Chapitre 13
1. Si donc nous devons dès maintenant partir de là et être avec le Christ, il faut entreprendre ce départ en commençant au dernier point d'arrivée, comme les exilés vivant loin de chez eux qui, lorsqu'ils s'en retournent dans leur pays d'origine, quittent d'abord ce lieu où ils se sont trouvés arriver en dernier. Puisque le mariage constitue donc le dernier degré dans l'éloignement de la vie paradisiaque, notre traité suggère à ceux qui partent vers le Christ de quitter d'abord le mariage, comme une étape ultime; puis de se soustraire à la misère terrestre où l'homme a été établi après le péché; ensuite de sortir des revêtements de la chair, dépouillant les "tuniques de peaux", c'est-à-dire "les pensées de la chair", et "répudiant toutes les choses honteuses qui se font en secret". Il suggère encore de ne plus se couvrir à l'ombre du figuier de la vie amère, mais, rejetant ce feuillage caduc qui enveloppe la vie, de paraître à nouveau devant les yeux de son Créateur, de repousser les illusions du goût et de la vue, de prendre pour conseiller non plus le serpent venimeux, mais le seul précepte de Dieu. Or celui-ci demande de s'attacher au bien seul et de repousser toute velléité de goûter au mal, parce que l'engrenage des maux a commencé pour nous avec le refus d'ignorer le mal.
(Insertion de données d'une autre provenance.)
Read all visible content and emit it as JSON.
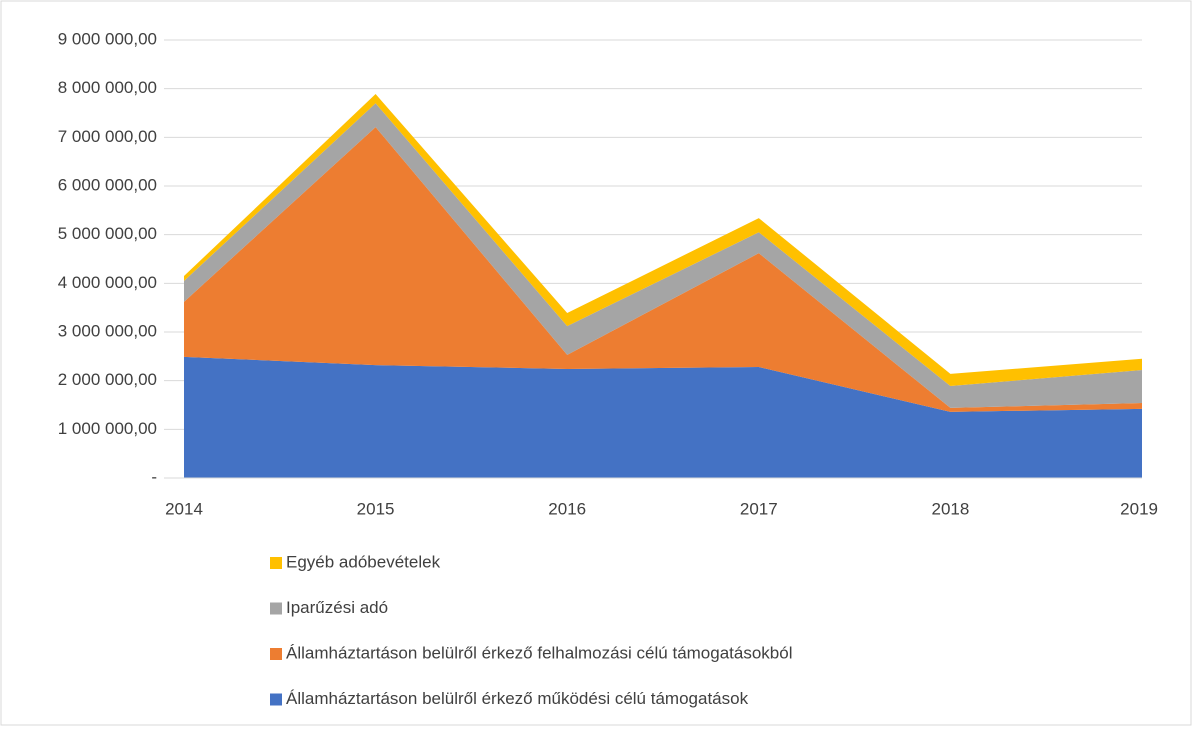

C'est pourquoi il fut non seulement interdit aux premiers hommes de prendre avec le bien la connaissance des éléments contraires, mais il leur fut prescrit de s'abstenir de la connaissance conjuguée du bien et du mal, et de cueillir le bien dans sa pureté, sans mélange et sans participation au mal : ce qui n'est rien d'autre, à mon avis du moins, qu'être avec Dieu seul, posséder ces délices sans interruption et sans fin, et ne point mêler a la jouissance du bien ce qui entraîne son contraire. Et s'il faut avoir la hardiesse de le dire, peut-être qu'ainsi un homme pourrait encore être ravi hors de ce monde, qui gît au pouvoir du Mauvais, jusqu'au paradis où Paul se trouvait aussi quand il entendit et vit les choses ineffables, invisibles, dont il n'est pas permis à un homme de parler.
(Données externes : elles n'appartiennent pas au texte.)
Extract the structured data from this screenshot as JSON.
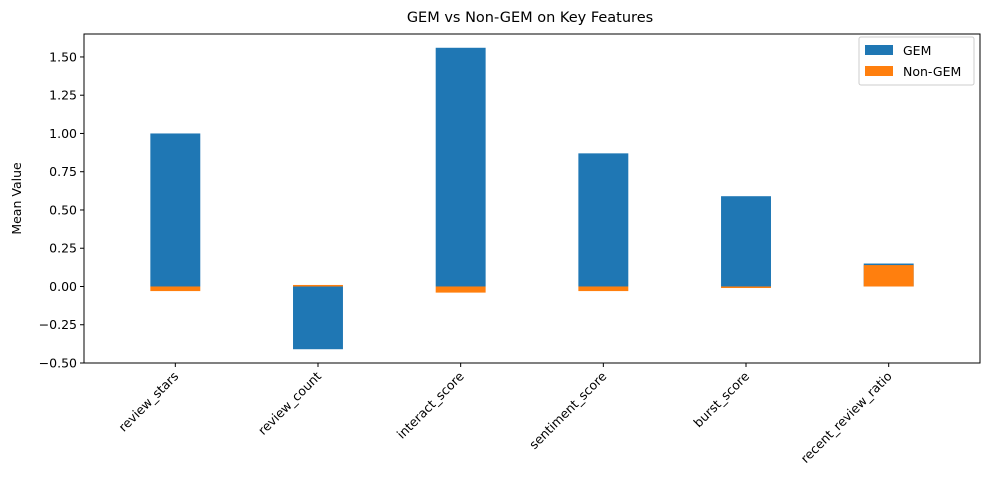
{
  "chart_data": {
    "type": "bar",
    "title": "GEM vs Non-GEM on Key Features",
    "xlabel": "",
    "ylabel": "Mean Value",
    "categories": [
      "review_stars",
      "review_count",
      "interact_score",
      "sentiment_score",
      "burst_score",
      "recent_review_ratio"
    ],
    "series": [
      {
        "name": "GEM",
        "color": "#1f77b4",
        "values": [
          1.0,
          -0.41,
          1.56,
          0.87,
          0.59,
          0.15
        ]
      },
      {
        "name": "Non-GEM",
        "color": "#ff7f0e",
        "values": [
          -0.03,
          0.01,
          -0.04,
          -0.03,
          -0.01,
          0.14
        ]
      }
    ],
    "ylim": [
      -0.5,
      1.65
    ],
    "yticks": [
      -0.5,
      -0.25,
      0.0,
      0.25,
      0.5,
      0.75,
      1.0,
      1.25,
      1.5
    ],
    "ytick_labels": [
      "−0.50",
      "−0.25",
      "0.00",
      "0.25",
      "0.50",
      "0.75",
      "1.00",
      "1.25",
      "1.50"
    ],
    "legend_position": "top-right",
    "grid": false
  }
}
2. Mais puisque le paradis, demeure des vivants, n'accueille pas ceux qui sont morts par le péché, et que nous sommes charnels et mortels, vendus au péché, comment peut-il parvenir dans la région des vivants celui qui est dominé par la puissance de la mort ? Quel moyen, quel stratagème trouver pour se soustraire à ce pouvoir ? Mais l'indication donnée par l'Évangile suffit tout à fait pour cela aussi ! Nous avons entendu, n'est-il pas vrai, le Seigneur dire à Nicodème : "Ce qui est né de la chair est chair, et ce qui est né de l'Esprit est esprit " (Jn 3,6). Or nous savons que la chair, à cause du péché, est soumise à la mort, mais que l'Esprit de Dieu est incorruptible, vivifiant, immortel.
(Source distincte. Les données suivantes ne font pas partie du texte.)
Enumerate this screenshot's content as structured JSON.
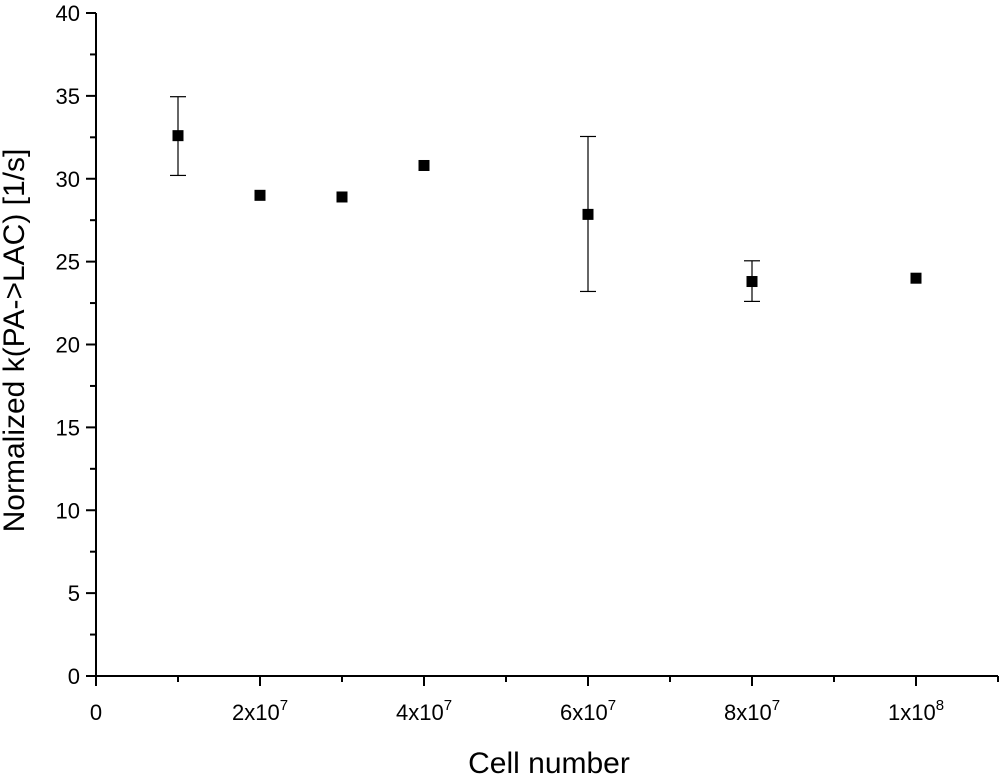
{
  "chart_data": {
    "type": "scatter",
    "title": "",
    "xlabel": "Cell number",
    "ylabel": "Normalized k(PA->LAC) [1/s]",
    "xlim": [
      0,
      110000000
    ],
    "ylim": [
      0,
      40
    ],
    "x_ticks": [
      {
        "value": 0,
        "mantissa": "0",
        "exponent": ""
      },
      {
        "value": 20000000,
        "mantissa": "2x10",
        "exponent": "7"
      },
      {
        "value": 40000000,
        "mantissa": "4x10",
        "exponent": "7"
      },
      {
        "value": 60000000,
        "mantissa": "6x10",
        "exponent": "7"
      },
      {
        "value": 80000000,
        "mantissa": "8x10",
        "exponent": "7"
      },
      {
        "value": 100000000,
        "mantissa": "1x10",
        "exponent": "8"
      }
    ],
    "y_ticks": [
      "0",
      "5",
      "10",
      "15",
      "20",
      "25",
      "30",
      "35",
      "40"
    ],
    "grid": false,
    "series": [
      {
        "marker": "square",
        "color": "#000000",
        "points": [
          {
            "x": 10000000,
            "y": 32.6,
            "err_low": 30.2,
            "err_high": 34.95
          },
          {
            "x": 20000000,
            "y": 29.0
          },
          {
            "x": 30000000,
            "y": 28.9
          },
          {
            "x": 40000000,
            "y": 30.8
          },
          {
            "x": 60000000,
            "y": 27.85,
            "err_low": 23.2,
            "err_high": 32.55
          },
          {
            "x": 80000000,
            "y": 23.8,
            "err_low": 22.6,
            "err_high": 25.05
          },
          {
            "x": 100000000,
            "y": 24.0
          }
        ]
      }
    ]
  }
}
3. Ainsi donc, de même que la génération selon la chair tient en réserve dans l'être engendré la puissance qui travaille à sa dissolution, de même, c'est bien évident, l'Esprit dépose en ceux qui sont engendrés par sa vertu la puissance qui vivifie. Quelle conclusion se dégage donc de nos propos ? Après nous être écartés de la vie selon la chair que suit nécessairement la mort, il faut rechercher un genre de vie qui n'entraîne plus la mort à sa suite : or c'est la vie dans la virginité. Quelques petites considérations supplémentaires rendront ces vérités plus évidentes. Qui ne le sait en effet, l'union corporelle travaille à produire des corps mortels, mais, dans le cas de la communion avec l'Esprit, vie et incorruptibilité tiennent lieu d'enfants à ceux qui sont unis. Et il est bon de citer à ce propos le mot de l'Apôtre : "elle est sauvée par cet enfantement " (1 Tim 2,15) la mère qui se réjouit de tels enfants, comme le Psalmiste aussi l'a célébrée dans ses hymnes divins : "Il établit une femme stérile en sa maison et en fait une mère qui se réjouit de ses enfants." (Ps 112,9). Car elle se réjouit en toute vérité, cette mère vierge, de porter en son sein, par la vertu de l'Esprit, ces enfants immortels, elle qui est dite stérile par le prophète, à cause de sa continence.